There came a time when the Fomorians and the golden-haired people were at war. In the midst of the great war, when Dagda’s hall was not as well guarded as usual, some of the Fomorian chieftains stole the great harp from the wall and fled. Their wives, children, and a few soldiers went with them. They fled as fast and far through the night until they were far away from the battlefield. There they thought they were safe and so they turned aside into a vacant castle by the road. They sat down to a banquet and hung the stolen harp on the wall.
Dagda, and two or three of his warriors, had been following them. While the Fomorians were in the midst of their banquet, the doors suddenly burst open, and Dagda stood there with his men. Some of the Fomorians jumped to their feet but befor they could grasp their weapons, Dagda shouted, “Come to me, O my harp!”

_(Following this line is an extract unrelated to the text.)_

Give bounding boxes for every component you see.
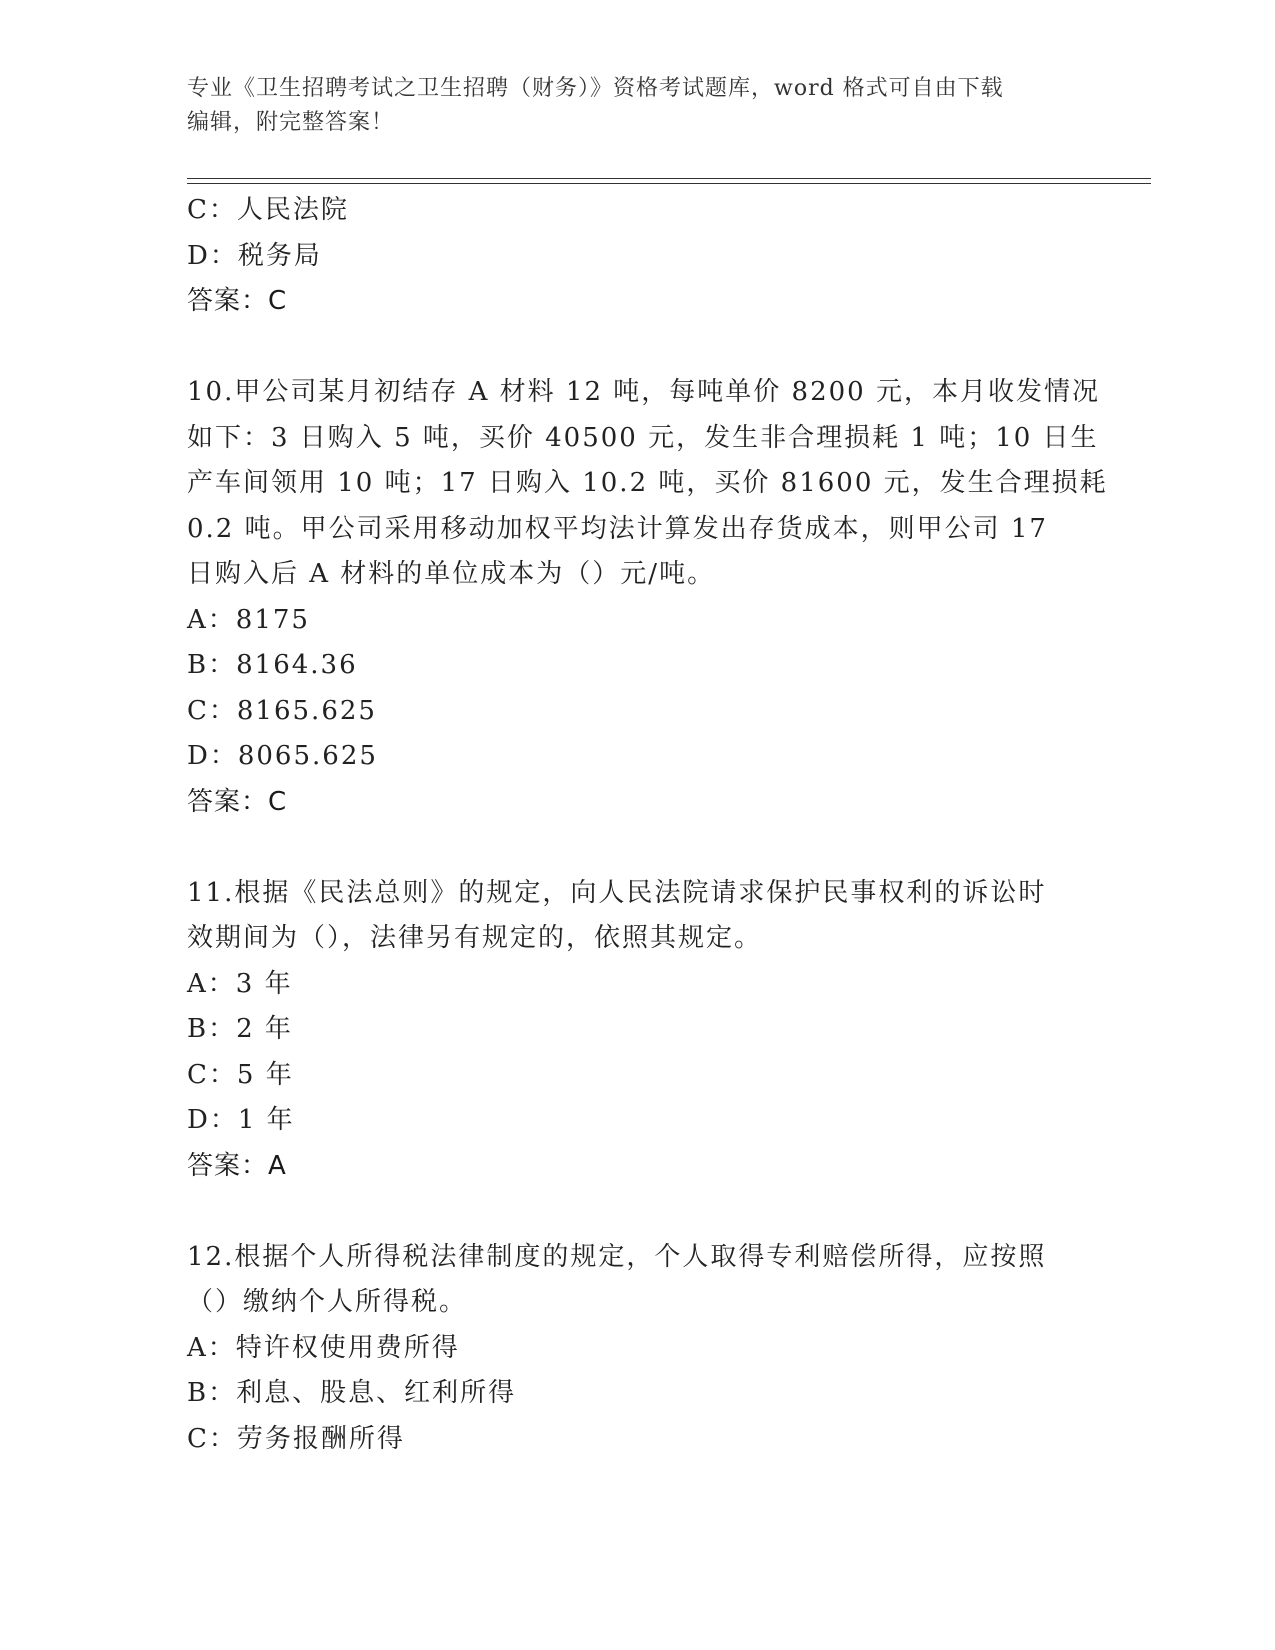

The harp recognized its master’s voice and leaped from the wall. It whirled through the hall, killing any man that got in its way, until it sprang into its master’s hand. Dagda took his harp and swept his hand across the strings in three solemn chords. The harp answered with the magic Music of Tears. As the wailing harmony smote the air, the women of the Fomorians bowed their heads and wept bitterly, the strong men turned their faces asie, and the childen sobbed.
Again Dagda played some chords, and this time the magic Music of Mirth leaped from the harp. When they heard the music, the Fomorians began to laugh. They laughed till their cups fell from their hands, while the wine flowed from broken bowls. They laughed until their limbs were helpless with glee.
Once more, Dagda touched his harp, but very, very softly. Now the music that stole forth was as soft as dreams and as sweet as joy; the magic Music of Sleep. When the heard that the Fomorian women gently, gently bowed their heads in slumber. The men nodded and young warriors drooped in their seats and closed their eyes. One after the other the Fomorians began to fall asleep.
When they were all in a deep slumber, Dagda took his magic harp, and he and his golden-haired warriors stole softly away and came to the safety of their own homes again.